Coming back to the point made in the introduction. The results confirmed that the people who review games on Board Game Geek are a specific part of the whole population.
In normal circumstances, this would create a problem, because one cannot generalize on the population from biased data.
However, this wasn’t our goal.
We wanted to analyze what factors influence the position in the Board Game Geek ranking system with the idea that this would influence the purchasing decisions the same way as searching for reviews on Amazon does. And since the whole population uses BGG to check game reviews, we believe we can use this data for this purpose.

Suggestions

By analyzing the 17 000 board games from the Board Game Geek database, we were able to extract some insights that could be useful to designers and publishers preparing their own board games. To maximize the chances of a game achieving a favorable position in the ranking, several factors have to be considered.

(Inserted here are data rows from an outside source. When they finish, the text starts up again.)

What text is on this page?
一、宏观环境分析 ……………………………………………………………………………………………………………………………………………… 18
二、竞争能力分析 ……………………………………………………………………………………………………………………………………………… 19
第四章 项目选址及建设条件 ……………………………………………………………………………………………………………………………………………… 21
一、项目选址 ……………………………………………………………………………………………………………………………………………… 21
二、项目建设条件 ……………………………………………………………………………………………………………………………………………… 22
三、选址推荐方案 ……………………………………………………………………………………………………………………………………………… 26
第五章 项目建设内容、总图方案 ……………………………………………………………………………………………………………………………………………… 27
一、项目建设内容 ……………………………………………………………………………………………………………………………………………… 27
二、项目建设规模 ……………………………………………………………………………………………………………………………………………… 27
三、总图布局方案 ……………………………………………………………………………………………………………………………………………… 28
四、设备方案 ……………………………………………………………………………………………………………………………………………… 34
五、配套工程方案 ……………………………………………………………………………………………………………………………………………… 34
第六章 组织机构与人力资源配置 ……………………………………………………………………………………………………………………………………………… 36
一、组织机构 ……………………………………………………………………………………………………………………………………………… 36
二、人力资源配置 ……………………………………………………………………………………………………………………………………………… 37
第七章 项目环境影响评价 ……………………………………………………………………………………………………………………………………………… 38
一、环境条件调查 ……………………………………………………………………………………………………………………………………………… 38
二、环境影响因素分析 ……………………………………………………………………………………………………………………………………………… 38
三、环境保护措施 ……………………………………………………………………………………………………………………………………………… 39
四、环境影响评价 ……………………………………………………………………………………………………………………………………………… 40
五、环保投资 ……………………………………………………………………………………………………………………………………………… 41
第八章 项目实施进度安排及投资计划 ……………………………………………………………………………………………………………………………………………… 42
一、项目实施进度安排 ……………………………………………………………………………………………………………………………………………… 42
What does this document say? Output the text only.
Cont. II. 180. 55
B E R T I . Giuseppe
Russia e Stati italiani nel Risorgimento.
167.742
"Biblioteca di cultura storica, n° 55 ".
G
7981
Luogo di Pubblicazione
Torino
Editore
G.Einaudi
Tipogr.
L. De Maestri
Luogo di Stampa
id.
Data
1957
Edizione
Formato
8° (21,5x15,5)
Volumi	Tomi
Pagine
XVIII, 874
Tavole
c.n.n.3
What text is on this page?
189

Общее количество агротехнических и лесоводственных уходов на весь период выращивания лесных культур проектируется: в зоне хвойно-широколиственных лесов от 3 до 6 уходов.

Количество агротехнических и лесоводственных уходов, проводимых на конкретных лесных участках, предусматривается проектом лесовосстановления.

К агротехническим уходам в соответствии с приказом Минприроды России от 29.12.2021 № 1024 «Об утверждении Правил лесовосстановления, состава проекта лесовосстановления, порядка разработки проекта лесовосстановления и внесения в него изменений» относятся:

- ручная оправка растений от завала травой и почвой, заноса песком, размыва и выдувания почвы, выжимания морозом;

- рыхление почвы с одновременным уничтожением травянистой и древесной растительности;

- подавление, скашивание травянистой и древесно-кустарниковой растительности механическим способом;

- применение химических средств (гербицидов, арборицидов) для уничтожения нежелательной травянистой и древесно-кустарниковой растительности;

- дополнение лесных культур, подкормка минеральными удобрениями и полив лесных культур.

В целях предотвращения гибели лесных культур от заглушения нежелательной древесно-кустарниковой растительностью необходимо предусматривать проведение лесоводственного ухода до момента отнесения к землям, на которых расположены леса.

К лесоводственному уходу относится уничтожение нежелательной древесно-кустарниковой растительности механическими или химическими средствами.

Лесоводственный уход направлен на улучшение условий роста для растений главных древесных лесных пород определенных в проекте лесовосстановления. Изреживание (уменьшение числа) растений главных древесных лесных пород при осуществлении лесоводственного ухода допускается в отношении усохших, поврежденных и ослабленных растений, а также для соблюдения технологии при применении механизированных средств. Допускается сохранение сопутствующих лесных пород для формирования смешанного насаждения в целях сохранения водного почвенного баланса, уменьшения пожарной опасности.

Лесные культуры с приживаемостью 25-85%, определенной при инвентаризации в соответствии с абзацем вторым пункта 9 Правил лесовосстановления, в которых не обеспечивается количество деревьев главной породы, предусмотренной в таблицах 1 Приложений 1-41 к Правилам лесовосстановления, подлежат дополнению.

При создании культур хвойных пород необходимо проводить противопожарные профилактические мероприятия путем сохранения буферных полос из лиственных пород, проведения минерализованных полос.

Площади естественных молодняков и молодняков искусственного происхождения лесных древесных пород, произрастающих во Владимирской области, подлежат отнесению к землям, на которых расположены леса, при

The most important one is the genre of the game. We strongly recommend creating a strategy game, maybe with some thematic elements. It should be a complex game, requiring a long time to play.
Creating ‘hype’ before publishing is advised, as this will create a first wave of positive reviews, even before the game is actually published.
Number of people wishlisting the game is also a very important factor. However, we do not advise using shady practices such as creating fake accounts. Such a practice runs the risk of receiving a ban from BGG, which could have negative influence on the sales.